Determines the usage for a buffer object.

INDEX = 3

The buffer is used as index buffer input in a rasterization pipeline.

NONE = 0

The usage is unknown.

RAYTRACING_ADS = 6

The buffer is used to store a BVH.

RAYTRACING_RESOURCE = 7

The buffer is used as vertices or indices for building a BVH

SHADER_TABLE = 8

The buffer is used to store shader handles.

STAGING = 1

The buffer is used for staging.

STORAGE = 5

The buffer is used as a storage buffer.

UNIFORM = 4

The buffer is used as uniform object.

VERTEX = 2

The buffer is used as vertex buffer input in a rasterization pipeline.

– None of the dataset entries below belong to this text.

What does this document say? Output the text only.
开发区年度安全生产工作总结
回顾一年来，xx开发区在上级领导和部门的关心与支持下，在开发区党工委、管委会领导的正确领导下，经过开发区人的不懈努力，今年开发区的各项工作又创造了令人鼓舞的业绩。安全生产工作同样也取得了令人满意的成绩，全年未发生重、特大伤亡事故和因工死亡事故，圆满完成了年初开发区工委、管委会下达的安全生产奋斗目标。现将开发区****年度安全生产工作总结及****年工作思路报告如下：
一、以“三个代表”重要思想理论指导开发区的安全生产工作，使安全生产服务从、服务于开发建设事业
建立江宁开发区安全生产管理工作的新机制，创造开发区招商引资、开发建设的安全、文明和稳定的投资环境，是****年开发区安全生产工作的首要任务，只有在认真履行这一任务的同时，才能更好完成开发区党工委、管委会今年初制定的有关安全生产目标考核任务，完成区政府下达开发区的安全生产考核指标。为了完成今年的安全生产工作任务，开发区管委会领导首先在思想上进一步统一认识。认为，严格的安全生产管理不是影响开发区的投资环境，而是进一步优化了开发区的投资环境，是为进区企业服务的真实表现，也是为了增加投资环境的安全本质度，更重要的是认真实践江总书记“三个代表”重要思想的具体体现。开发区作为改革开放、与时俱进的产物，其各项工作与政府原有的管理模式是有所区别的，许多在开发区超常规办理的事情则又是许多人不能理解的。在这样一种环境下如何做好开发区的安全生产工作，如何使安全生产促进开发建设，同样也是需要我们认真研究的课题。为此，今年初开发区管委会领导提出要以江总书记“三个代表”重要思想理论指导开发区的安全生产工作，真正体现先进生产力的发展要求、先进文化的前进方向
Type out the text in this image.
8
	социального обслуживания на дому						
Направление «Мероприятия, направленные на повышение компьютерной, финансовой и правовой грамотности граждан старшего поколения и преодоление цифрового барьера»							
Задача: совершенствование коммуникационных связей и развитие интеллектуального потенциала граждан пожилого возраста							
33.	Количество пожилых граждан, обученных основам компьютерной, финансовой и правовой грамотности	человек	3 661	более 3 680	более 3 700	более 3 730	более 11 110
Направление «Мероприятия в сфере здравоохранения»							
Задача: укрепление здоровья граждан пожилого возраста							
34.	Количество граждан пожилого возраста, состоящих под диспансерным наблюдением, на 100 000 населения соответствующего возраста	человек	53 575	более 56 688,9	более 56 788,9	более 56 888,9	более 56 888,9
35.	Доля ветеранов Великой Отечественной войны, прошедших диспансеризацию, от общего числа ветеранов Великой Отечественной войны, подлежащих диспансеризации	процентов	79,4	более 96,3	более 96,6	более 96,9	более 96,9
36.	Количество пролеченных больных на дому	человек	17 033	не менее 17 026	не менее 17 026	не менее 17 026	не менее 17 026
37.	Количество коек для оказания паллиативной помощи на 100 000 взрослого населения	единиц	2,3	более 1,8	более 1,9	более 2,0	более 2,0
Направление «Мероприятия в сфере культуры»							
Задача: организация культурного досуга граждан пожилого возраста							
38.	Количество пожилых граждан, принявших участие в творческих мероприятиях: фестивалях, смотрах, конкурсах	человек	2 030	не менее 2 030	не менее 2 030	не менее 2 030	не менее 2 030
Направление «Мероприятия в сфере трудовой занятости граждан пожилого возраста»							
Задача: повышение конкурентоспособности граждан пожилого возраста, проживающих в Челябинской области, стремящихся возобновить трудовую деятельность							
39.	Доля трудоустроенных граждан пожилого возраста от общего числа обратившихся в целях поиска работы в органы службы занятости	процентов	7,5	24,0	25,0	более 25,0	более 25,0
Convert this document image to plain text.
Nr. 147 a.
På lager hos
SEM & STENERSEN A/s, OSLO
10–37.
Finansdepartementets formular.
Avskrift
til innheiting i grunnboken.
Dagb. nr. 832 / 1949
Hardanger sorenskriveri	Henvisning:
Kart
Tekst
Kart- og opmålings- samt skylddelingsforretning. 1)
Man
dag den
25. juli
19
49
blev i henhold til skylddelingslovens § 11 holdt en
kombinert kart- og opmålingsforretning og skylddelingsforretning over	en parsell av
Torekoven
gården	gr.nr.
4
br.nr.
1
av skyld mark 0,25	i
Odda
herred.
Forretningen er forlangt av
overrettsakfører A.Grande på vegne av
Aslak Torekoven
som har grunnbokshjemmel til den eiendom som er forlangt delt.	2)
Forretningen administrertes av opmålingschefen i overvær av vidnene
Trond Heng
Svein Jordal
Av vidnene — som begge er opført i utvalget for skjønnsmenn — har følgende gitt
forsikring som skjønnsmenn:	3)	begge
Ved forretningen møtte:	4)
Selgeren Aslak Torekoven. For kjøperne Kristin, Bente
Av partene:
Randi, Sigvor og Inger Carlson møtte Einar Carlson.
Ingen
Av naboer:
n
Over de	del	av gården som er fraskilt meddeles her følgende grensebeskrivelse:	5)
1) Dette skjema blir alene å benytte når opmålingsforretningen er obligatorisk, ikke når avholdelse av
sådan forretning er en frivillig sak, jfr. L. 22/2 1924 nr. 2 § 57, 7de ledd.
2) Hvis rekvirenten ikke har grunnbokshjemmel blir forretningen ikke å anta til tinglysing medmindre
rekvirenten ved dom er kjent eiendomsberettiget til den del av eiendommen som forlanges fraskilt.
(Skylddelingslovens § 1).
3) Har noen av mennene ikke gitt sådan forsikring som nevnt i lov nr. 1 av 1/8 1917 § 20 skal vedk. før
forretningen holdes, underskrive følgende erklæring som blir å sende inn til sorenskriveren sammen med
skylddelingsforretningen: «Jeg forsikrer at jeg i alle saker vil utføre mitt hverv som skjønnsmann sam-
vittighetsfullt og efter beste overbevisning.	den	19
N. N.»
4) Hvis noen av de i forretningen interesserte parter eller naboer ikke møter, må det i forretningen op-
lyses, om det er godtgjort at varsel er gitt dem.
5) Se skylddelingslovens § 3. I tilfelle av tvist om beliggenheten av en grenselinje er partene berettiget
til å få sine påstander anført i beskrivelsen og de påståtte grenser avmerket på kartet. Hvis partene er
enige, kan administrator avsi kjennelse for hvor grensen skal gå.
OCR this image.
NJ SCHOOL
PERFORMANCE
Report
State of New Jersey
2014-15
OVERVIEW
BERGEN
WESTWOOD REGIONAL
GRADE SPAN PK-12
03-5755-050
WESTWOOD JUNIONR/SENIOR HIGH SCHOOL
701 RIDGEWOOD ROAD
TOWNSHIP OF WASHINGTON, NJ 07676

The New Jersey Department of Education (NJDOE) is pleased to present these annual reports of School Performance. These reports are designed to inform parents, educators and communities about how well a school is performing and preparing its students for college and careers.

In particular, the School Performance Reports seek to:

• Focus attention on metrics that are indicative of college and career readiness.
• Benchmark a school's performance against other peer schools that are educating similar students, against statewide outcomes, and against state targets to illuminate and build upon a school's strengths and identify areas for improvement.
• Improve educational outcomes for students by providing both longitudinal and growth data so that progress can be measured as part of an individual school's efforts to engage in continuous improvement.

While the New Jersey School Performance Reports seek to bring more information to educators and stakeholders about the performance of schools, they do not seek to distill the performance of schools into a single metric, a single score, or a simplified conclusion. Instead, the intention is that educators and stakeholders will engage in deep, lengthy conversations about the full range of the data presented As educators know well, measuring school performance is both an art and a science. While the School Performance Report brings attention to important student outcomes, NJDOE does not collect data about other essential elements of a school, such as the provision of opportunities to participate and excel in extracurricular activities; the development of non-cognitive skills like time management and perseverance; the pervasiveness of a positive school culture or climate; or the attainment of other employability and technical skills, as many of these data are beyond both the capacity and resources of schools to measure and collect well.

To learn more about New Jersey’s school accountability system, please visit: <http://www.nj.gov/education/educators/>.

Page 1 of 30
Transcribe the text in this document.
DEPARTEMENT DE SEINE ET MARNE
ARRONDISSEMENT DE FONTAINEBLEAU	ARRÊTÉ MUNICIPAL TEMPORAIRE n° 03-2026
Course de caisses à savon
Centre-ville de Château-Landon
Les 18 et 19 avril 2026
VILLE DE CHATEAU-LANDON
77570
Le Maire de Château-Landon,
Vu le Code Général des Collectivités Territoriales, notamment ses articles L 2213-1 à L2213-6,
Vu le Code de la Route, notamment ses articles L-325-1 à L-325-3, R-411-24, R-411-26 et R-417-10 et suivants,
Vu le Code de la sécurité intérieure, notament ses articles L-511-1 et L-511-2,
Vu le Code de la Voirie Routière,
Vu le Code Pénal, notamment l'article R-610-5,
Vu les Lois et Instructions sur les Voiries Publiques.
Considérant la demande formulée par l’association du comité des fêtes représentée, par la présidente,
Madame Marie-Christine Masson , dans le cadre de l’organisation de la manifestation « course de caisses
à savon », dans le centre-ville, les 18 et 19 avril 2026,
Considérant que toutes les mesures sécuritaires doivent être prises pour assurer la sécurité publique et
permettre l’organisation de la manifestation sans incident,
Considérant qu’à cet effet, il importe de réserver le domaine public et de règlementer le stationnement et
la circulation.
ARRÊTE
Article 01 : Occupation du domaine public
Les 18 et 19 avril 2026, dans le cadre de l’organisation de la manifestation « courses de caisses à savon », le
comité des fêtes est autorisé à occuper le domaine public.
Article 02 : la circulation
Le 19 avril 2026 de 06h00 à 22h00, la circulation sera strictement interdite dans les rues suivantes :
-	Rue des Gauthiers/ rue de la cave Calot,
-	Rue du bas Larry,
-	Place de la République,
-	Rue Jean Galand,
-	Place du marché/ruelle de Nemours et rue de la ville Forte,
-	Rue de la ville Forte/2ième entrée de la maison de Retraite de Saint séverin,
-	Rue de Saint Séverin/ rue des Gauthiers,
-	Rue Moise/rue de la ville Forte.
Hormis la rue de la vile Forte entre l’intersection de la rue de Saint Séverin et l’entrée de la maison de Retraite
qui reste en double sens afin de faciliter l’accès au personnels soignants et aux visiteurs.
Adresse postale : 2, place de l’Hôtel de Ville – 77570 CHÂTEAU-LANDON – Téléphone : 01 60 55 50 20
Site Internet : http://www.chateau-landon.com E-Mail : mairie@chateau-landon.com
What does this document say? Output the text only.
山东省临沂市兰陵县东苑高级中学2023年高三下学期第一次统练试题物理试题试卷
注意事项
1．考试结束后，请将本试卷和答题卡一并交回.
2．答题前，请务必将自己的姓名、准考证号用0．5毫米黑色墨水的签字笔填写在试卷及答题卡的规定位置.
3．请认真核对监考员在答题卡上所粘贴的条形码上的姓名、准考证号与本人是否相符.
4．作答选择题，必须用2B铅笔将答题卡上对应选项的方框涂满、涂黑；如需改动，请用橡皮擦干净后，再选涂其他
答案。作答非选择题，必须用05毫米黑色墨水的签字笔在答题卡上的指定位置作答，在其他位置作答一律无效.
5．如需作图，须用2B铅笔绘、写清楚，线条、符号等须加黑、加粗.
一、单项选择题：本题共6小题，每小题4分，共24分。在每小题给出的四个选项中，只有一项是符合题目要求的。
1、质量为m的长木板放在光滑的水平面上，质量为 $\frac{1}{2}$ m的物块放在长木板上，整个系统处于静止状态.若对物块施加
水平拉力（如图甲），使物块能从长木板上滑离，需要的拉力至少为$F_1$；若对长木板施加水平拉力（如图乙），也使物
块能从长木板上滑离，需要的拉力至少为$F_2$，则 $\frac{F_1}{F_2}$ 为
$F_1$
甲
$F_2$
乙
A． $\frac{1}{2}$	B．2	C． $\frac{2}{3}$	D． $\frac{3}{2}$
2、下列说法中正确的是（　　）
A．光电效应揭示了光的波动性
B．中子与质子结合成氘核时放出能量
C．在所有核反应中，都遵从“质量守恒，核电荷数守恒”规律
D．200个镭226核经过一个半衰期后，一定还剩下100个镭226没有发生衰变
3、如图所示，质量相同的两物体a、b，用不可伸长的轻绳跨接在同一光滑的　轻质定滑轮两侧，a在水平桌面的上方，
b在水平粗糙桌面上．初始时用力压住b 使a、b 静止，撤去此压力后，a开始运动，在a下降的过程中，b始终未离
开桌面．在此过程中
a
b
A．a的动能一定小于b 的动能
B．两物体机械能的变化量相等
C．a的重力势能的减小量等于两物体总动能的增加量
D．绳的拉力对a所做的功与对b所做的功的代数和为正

class vulky.CommandManager(device, w_cmdList: CommandBufferWrapper)

Bases: object

freeze()
classmethod get_queue_required() int
image_barrier(image: Image, image_usage: ImageUsage)
is_closed()
is_frozen()
use(image: Image, image_usage: ImageUsage)
class vulky.CompareOp(value, names=None, *, module=None, qualname=None, type=None, start=1, boundary=None)

Bases: IntEnum

Determines different comparison operations for depth, blending, stencil and other operations.

ALWAYS = 8

Test always succeed.

EQUAL = 3

Elements are equals.

GREATER = 5

First element is greater than second.

GREATER_OR_EQUAL = 7

First element is greater or equals than second.

LESS = 2

First element is less than second.

LESS_OR_EQUAL = 4

First element is less or equals than second.

NEVER = 1

Test always fails.

NONE = 0

The operation is unknown.

NOT_EQUAL = 6

Elements are different.

class vulky.ComputeManager(device, w_cmdList: CommandBufferWrapper)

Bases: CopyManager

bind(ds: DescriptorSet)
clear_buffer(buffer: Buffer, value: int = 0)
clear_color(image: Image, color)
clear_depth_stencil(image: Image, depth: float = 1.0, stencil: int = 0)
dispatch_groups(groups_x: int, groups_y: int = 1, groups_z: int = 1)
dispatch_threads(dim_x: int, dim_y: int, dim_z: int, group_size_x: int, group_size_y: int, group_size_z: int)
dispatch_threads_1D(dim_x: int, group_size_x: int = 1024)
dispatch_threads_2D(dim_x: int, dim_y: int, group_size_x: int = 32, group_size_y: int = 32)
classmethod get_queue_required() int
set_pipeline(pipeline: Pipeline)
update_constants(**fields)
update_sets(*sets)
class vulky.CopyManager(device, w_cmdList: CommandBufferWrapper)

Bases: CommandManager

copy(src_resource, dst_resource)
classmethod get_queue_required() int
class vulky.DescriptorSet(w_ds: DescriptorSetWrapper, layout_reference_names: Dict[str, Tuple[int, int]])

Bases: object

update(**bindings: Resource | List[Resource] | Tuple[Resource, SamplerWrapper])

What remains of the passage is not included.